Venture capital powerhouse Sequoia Capital is breaking into three entities, splitting its Chinese and US operations as tensions grow between the world’s two largest economies.
The firm, known for its early backing of Google, Instagram and some of China’s biggest Internet companies, plans to split up into independent partnerships and separate firms, operating under different brands, no later than the end of March next year, the company said.
“It has become increasingly complex to run a decentralized global investment business,” Sequoia said in a news release coauthored by its regional heads, Sequoia Capital partner Roelof Botha, Sequoia Capital China (紅杉資本中國) managing partner Neil Shen (沈南鵬) and Sequoia Capital India managing director Shailendra Singh.
“This has made using centralized back-office functions more of a hindrance than an advantage,” it said.
Sequoia over the years has managed tech investments across the Pacific, weaving in US endowment and pension money with opportunities in two of the world’s largest Internet markets. Now, as regulatory scrutiny in Beijing and Washington escalate, the company is finding it increasingly hard to navigate the policy landscape.
Sequoia was an umbrella brand for three already largely independent ventures: one focused on China, another on the US and Europe, and a third on India and Southeast Asia.
The Sequoia China business is to retain its existing name in Chinese and adopt the name HongShan in English. Sequoia India and Southeast Asia are to become Peak XV Partners. The US and Europe venture capital business is to continue to be known as Sequoia Capital.
At the same time, Sequoia Heritage and Sequoia Capital Global Equities are to operate under the Sequoia banner.
Sequoia is just one of many investment firms facing the new dynamics of venture investing globally. Coatue Management LLC, Softbank Vision Fund, Lightspeed China Partners (光速中國) and DST Global are among the entities with stakes in some of the same Chinese companies as Sequoia.
Still, Sequoia China stands apart. It started investing in the country years before most and still gets in at a very early stage. The strategy has led to it owning large stakes in high-profile Chinese initial public offerings.
Sequoia Capital and its Beijing affiliate spent more than a decade scattering billions across China’s multitude of start-ups, backing the likes of ByteDance Ltd (字節跳動) and JD.com Inc (京東), while becoming a powerhouse brand among the venture firms trying to strike it rich there.
It has expanded beyond early stage investing into growth stage, infrastructure, healthcare and consumer, and buyout funds. Sequoia China manages about US$56 billion asset under management.
Neil Shen has run Sequoia’s China presence since 2005. While many rival firms have committees outside China that approve or nix investments there, Sequoia China has been one of the few with its partners making their own on-the-ground decisions.
Shen has adeptly managed relationships with start-up founders, Chinese officials and a global investor base.

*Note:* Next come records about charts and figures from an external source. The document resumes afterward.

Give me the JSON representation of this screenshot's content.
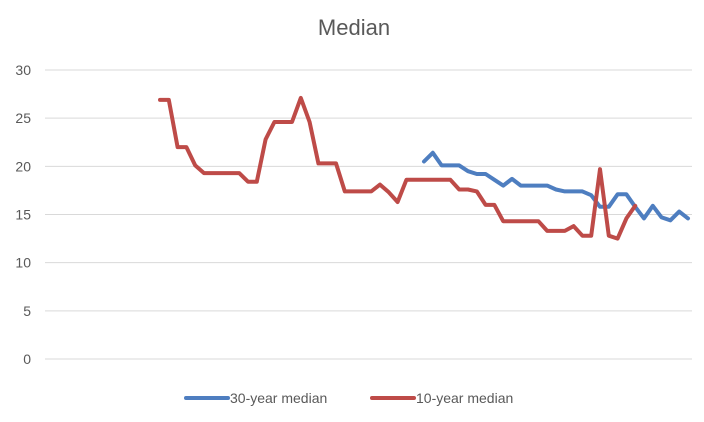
{
  "chart_data": {
    "type": "line",
    "title": "Median",
    "xlabel": "",
    "ylabel": "",
    "ylim": [
      0,
      30
    ],
    "yticks": [
      0,
      5,
      10,
      15,
      20,
      25,
      30
    ],
    "grid": true,
    "legend_position": "bottom",
    "series": [
      {
        "name": "30-year median",
        "color": "#4e7ec0",
        "start_index": 30,
        "values": [
          20.5,
          21.4,
          20.1,
          20.1,
          20.1,
          19.5,
          19.2,
          19.2,
          18.6,
          18.0,
          18.7,
          18.0,
          18.0,
          18.0,
          18.0,
          17.6,
          17.4,
          17.4,
          17.4,
          17.0,
          15.8,
          15.8,
          17.1,
          17.1,
          15.8,
          14.6,
          15.9,
          14.7,
          14.4,
          15.3,
          14.6
        ]
      },
      {
        "name": "10-year median",
        "color": "#be4b48",
        "start_index": 0,
        "values": [
          26.9,
          26.9,
          22.0,
          22.0,
          20.1,
          19.3,
          19.3,
          19.3,
          19.3,
          19.3,
          18.4,
          18.4,
          22.8,
          24.6,
          24.6,
          24.6,
          27.1,
          24.6,
          20.3,
          20.3,
          20.3,
          17.4,
          17.4,
          17.4,
          17.4,
          18.1,
          17.3,
          16.3,
          18.6,
          18.6,
          18.6,
          18.6,
          18.6,
          18.6,
          17.6,
          17.6,
          17.4,
          16.0,
          16.0,
          14.3,
          14.3,
          14.3,
          14.3,
          14.3,
          13.3,
          13.3,
          13.3,
          13.8,
          12.8,
          12.8,
          19.7,
          12.8,
          12.5,
          14.6,
          15.9
        ]
      }
    ]
  }
}
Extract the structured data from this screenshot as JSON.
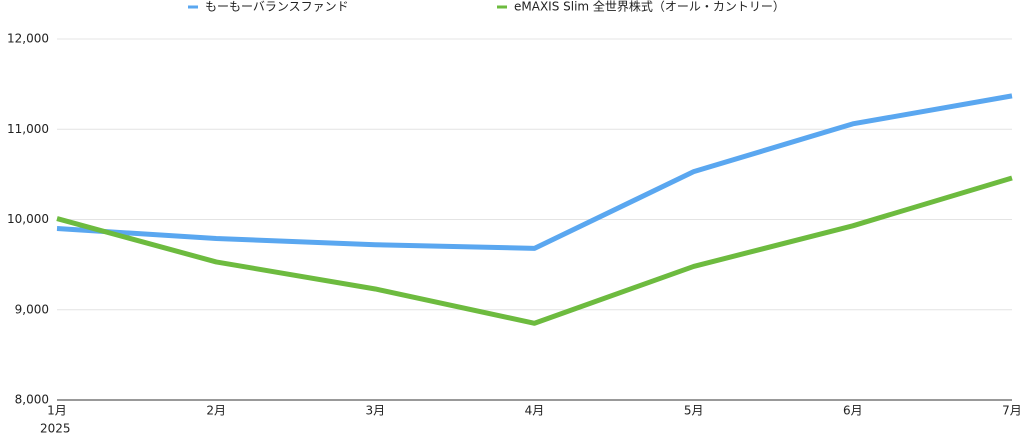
{
  "chart_data": {
    "type": "line",
    "categories": [
      "1月",
      "2月",
      "3月",
      "4月",
      "5月",
      "6月",
      "7月"
    ],
    "year_label": "2025",
    "series": [
      {
        "name": "もーもーバランスファンド",
        "color": "#5aa7f0",
        "values": [
          9900,
          9790,
          9720,
          9680,
          10530,
          11060,
          11370
        ]
      },
      {
        "name": "eMAXIS Slim 全世界株式（オール・カントリー）",
        "color": "#6dbb3f",
        "values": [
          10010,
          9530,
          9230,
          8850,
          9480,
          9930,
          10460
        ]
      }
    ],
    "ylim": [
      8000,
      12000
    ],
    "yticks": [
      {
        "value": 8000,
        "label": "8,000"
      },
      {
        "value": 9000,
        "label": "9,000"
      },
      {
        "value": 10000,
        "label": "10,000"
      },
      {
        "value": 11000,
        "label": "11,000"
      },
      {
        "value": 12000,
        "label": "12,000"
      }
    ],
    "grid": true
  }
}
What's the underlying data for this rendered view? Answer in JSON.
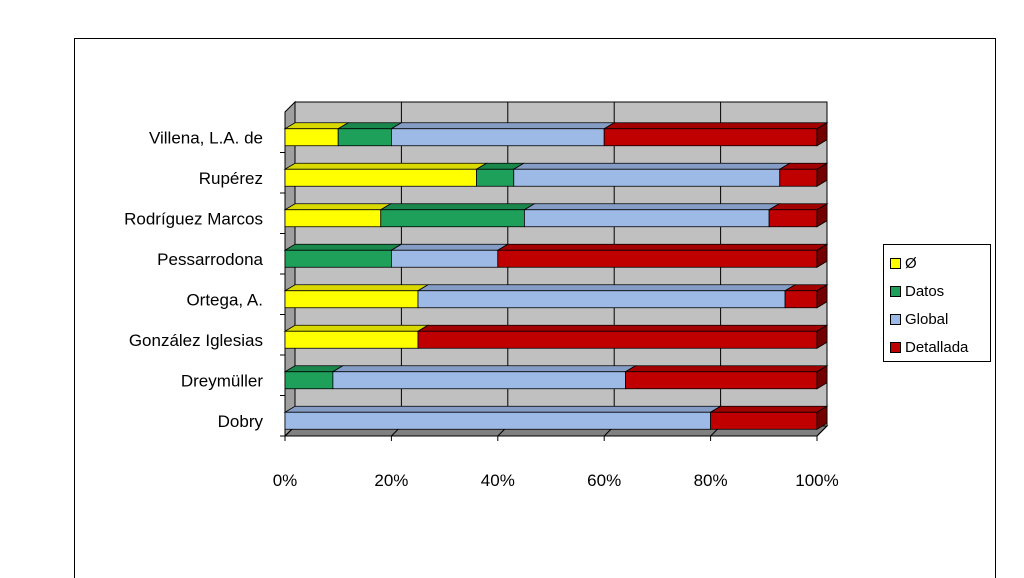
{
  "chart_data": {
    "type": "bar",
    "orientation": "horizontal",
    "stacked": "percent",
    "categories": [
      "Villena, L.A. de",
      "Rupérez",
      "Rodríguez Marcos",
      "Pessarrodona",
      "Ortega, A.",
      "González Iglesias",
      "Dreymüller",
      "Dobry"
    ],
    "series": [
      {
        "name": "Ø",
        "color": "#ffff00",
        "values": [
          10,
          36,
          18,
          0,
          25,
          25,
          0,
          0
        ]
      },
      {
        "name": "Datos",
        "color": "#1ea05a",
        "values": [
          10,
          7,
          27,
          20,
          0,
          0,
          9,
          0
        ]
      },
      {
        "name": "Global",
        "color": "#9db9e6",
        "values": [
          40,
          50,
          46,
          20,
          69,
          0,
          55,
          80
        ]
      },
      {
        "name": "Detallada",
        "color": "#c00000",
        "values": [
          40,
          7,
          9,
          60,
          6,
          75,
          36,
          20
        ]
      }
    ],
    "xlim": [
      0,
      100
    ],
    "xticks": [
      "0%",
      "20%",
      "40%",
      "60%",
      "80%",
      "100%"
    ],
    "grid": true,
    "legend_position": "right",
    "plot_background": "#c0c0c0"
  }
}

Sequoia China invested in about 1,200 portfolio companies in the country and has more than 300 staff in the country. The fund raised about US$9 billion for investments last year from pensions, endowment funds and family offices from the US, Europe, the Middle East and Southeast Asia.

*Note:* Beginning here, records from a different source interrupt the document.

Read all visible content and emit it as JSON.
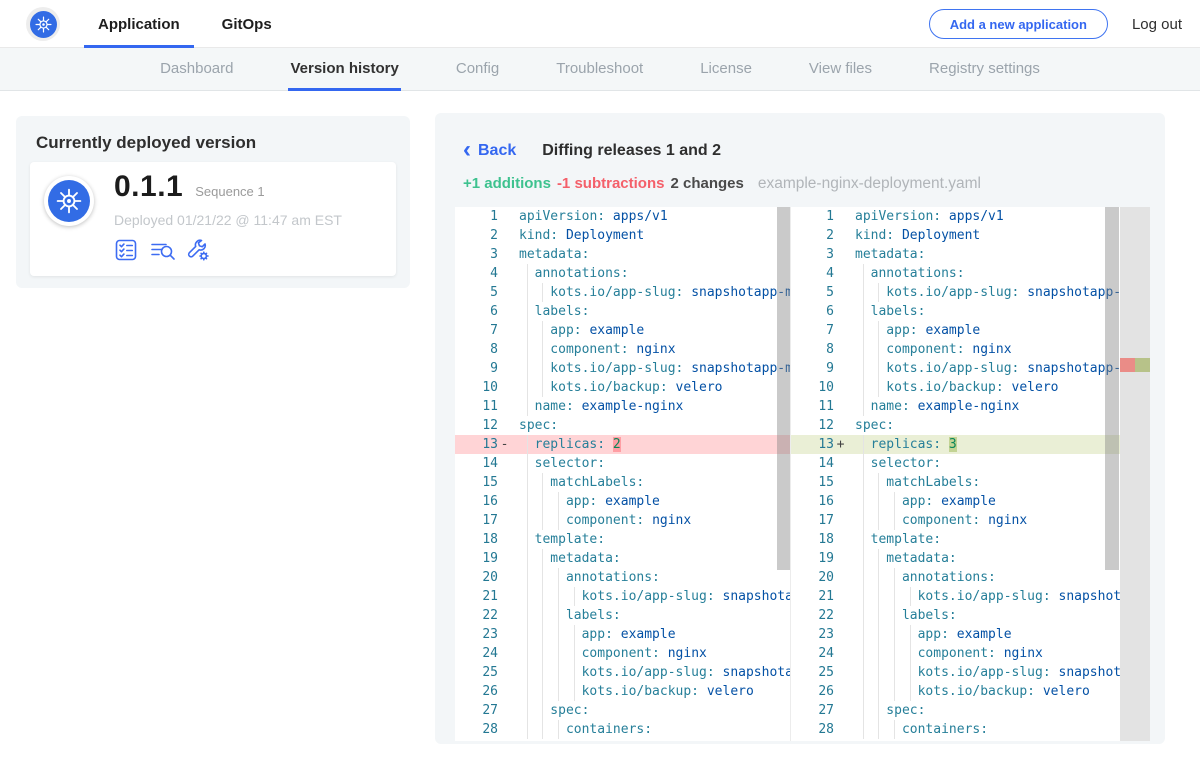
{
  "accent_color": "#3467f0",
  "kubernetes_blue": "#326ce5",
  "topbar": {
    "logo_icon": "kubernetes-wheel-icon",
    "tabs": [
      {
        "label": "Application"
      },
      {
        "label": "GitOps"
      }
    ],
    "active_tab": 0,
    "add_button": "Add a new application",
    "logout": "Log out"
  },
  "subnav": {
    "items": [
      "Dashboard",
      "Version history",
      "Config",
      "Troubleshoot",
      "License",
      "View files",
      "Registry settings"
    ],
    "active": 1
  },
  "deployed_card": {
    "title": "Currently deployed version",
    "version": "0.1.1",
    "sequence": "Sequence 1",
    "deployed": "Deployed 01/21/22 @ 11:47 am EST",
    "icons": [
      "preflight-checklist-icon",
      "deploy-logs-icon",
      "config-wrench-icon"
    ]
  },
  "diff": {
    "back": "Back",
    "title": "Diffing releases 1 and 2",
    "stats": {
      "additions": "+1 additions",
      "subtractions": "-1 subtractions",
      "changes": "2 changes",
      "filename": "example-nginx-deployment.yaml"
    },
    "colors": {
      "additions": "#3ec28f",
      "subtractions": "#f4606a",
      "deleted_line_bg": "#ffd4d6",
      "added_line_bg": "#eaefd6"
    },
    "left_lines": [
      [
        1,
        0,
        "apiVersion",
        "apps/v1",
        "str",
        ""
      ],
      [
        2,
        0,
        "kind",
        "Deployment",
        "str",
        ""
      ],
      [
        3,
        0,
        "metadata",
        "",
        "",
        ""
      ],
      [
        4,
        2,
        "annotations",
        "",
        "",
        ""
      ],
      [
        5,
        4,
        "kots.io/app-slug",
        "snapshotapp-mu",
        "str",
        ""
      ],
      [
        6,
        2,
        "labels",
        "",
        "",
        ""
      ],
      [
        7,
        4,
        "app",
        "example",
        "str",
        ""
      ],
      [
        8,
        4,
        "component",
        "nginx",
        "str",
        ""
      ],
      [
        9,
        4,
        "kots.io/app-slug",
        "snapshotapp-mu",
        "str",
        ""
      ],
      [
        10,
        4,
        "kots.io/backup",
        "velero",
        "str",
        ""
      ],
      [
        11,
        2,
        "name",
        "example-nginx",
        "str",
        ""
      ],
      [
        12,
        0,
        "spec",
        "",
        "",
        ""
      ],
      [
        13,
        2,
        "replicas",
        "2",
        "num",
        "del"
      ],
      [
        14,
        2,
        "selector",
        "",
        "",
        ""
      ],
      [
        15,
        4,
        "matchLabels",
        "",
        "",
        ""
      ],
      [
        16,
        6,
        "app",
        "example",
        "str",
        ""
      ],
      [
        17,
        6,
        "component",
        "nginx",
        "str",
        ""
      ],
      [
        18,
        2,
        "template",
        "",
        "",
        ""
      ],
      [
        19,
        4,
        "metadata",
        "",
        "",
        ""
      ],
      [
        20,
        6,
        "annotations",
        "",
        "",
        ""
      ],
      [
        21,
        8,
        "kots.io/app-slug",
        "snapshotap",
        "str",
        ""
      ],
      [
        22,
        6,
        "labels",
        "",
        "",
        ""
      ],
      [
        23,
        8,
        "app",
        "example",
        "str",
        ""
      ],
      [
        24,
        8,
        "component",
        "nginx",
        "str",
        ""
      ],
      [
        25,
        8,
        "kots.io/app-slug",
        "snapshotap",
        "str",
        ""
      ],
      [
        26,
        8,
        "kots.io/backup",
        "velero",
        "str",
        ""
      ],
      [
        27,
        4,
        "spec",
        "",
        "",
        ""
      ],
      [
        28,
        6,
        "containers",
        "",
        "",
        ""
      ]
    ],
    "right_lines": [
      [
        1,
        0,
        "apiVersion",
        "apps/v1",
        "str",
        ""
      ],
      [
        2,
        0,
        "kind",
        "Deployment",
        "str",
        ""
      ],
      [
        3,
        0,
        "metadata",
        "",
        "",
        ""
      ],
      [
        4,
        2,
        "annotations",
        "",
        "",
        ""
      ],
      [
        5,
        4,
        "kots.io/app-slug",
        "snapshotapp-mu",
        "str",
        ""
      ],
      [
        6,
        2,
        "labels",
        "",
        "",
        ""
      ],
      [
        7,
        4,
        "app",
        "example",
        "str",
        ""
      ],
      [
        8,
        4,
        "component",
        "nginx",
        "str",
        ""
      ],
      [
        9,
        4,
        "kots.io/app-slug",
        "snapshotapp-mu",
        "str",
        ""
      ],
      [
        10,
        4,
        "kots.io/backup",
        "velero",
        "str",
        ""
      ],
      [
        11,
        2,
        "name",
        "example-nginx",
        "str",
        ""
      ],
      [
        12,
        0,
        "spec",
        "",
        "",
        ""
      ],
      [
        13,
        2,
        "replicas",
        "3",
        "num",
        "add"
      ],
      [
        14,
        2,
        "selector",
        "",
        "",
        ""
      ],
      [
        15,
        4,
        "matchLabels",
        "",
        "",
        ""
      ],
      [
        16,
        6,
        "app",
        "example",
        "str",
        ""
      ],
      [
        17,
        6,
        "component",
        "nginx",
        "str",
        ""
      ],
      [
        18,
        2,
        "template",
        "",
        "",
        ""
      ],
      [
        19,
        4,
        "metadata",
        "",
        "",
        ""
      ],
      [
        20,
        6,
        "annotations",
        "",
        "",
        ""
      ],
      [
        21,
        8,
        "kots.io/app-slug",
        "snapshotap",
        "str",
        ""
      ],
      [
        22,
        6,
        "labels",
        "",
        "",
        ""
      ],
      [
        23,
        8,
        "app",
        "example",
        "str",
        ""
      ],
      [
        24,
        8,
        "component",
        "nginx",
        "str",
        ""
      ],
      [
        25,
        8,
        "kots.io/app-slug",
        "snapshotap",
        "str",
        ""
      ],
      [
        26,
        8,
        "kots.io/backup",
        "velero",
        "str",
        ""
      ],
      [
        27,
        4,
        "spec",
        "",
        "",
        ""
      ],
      [
        28,
        6,
        "containers",
        "",
        "",
        ""
      ]
    ]
  }
}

The prospects for investments in China are now mired in uncertainty. Regulatory actions on both sides of the Pacific are squeezing nation’s technology industry and create unpredictability for its financial backers.
China is still weathering a decline in venture capital investments, despite once being touted as a rival to Silicon Valley.
US President Joe Biden plans to sign an executive order that would limit investment in key parts of China’s economy by US businesses, people familiar with the matter have said.
The US has also been briefing its G7 partners on the investment curbs.
In a speech on May 20, US National Security Adviser Jake Sullivan said that it “was no secret” that the US has been working on a targeted set of outbound investment controls.
The policies are complementary to ones that review transactions involving investment in the US, to determine if they are a national security concern.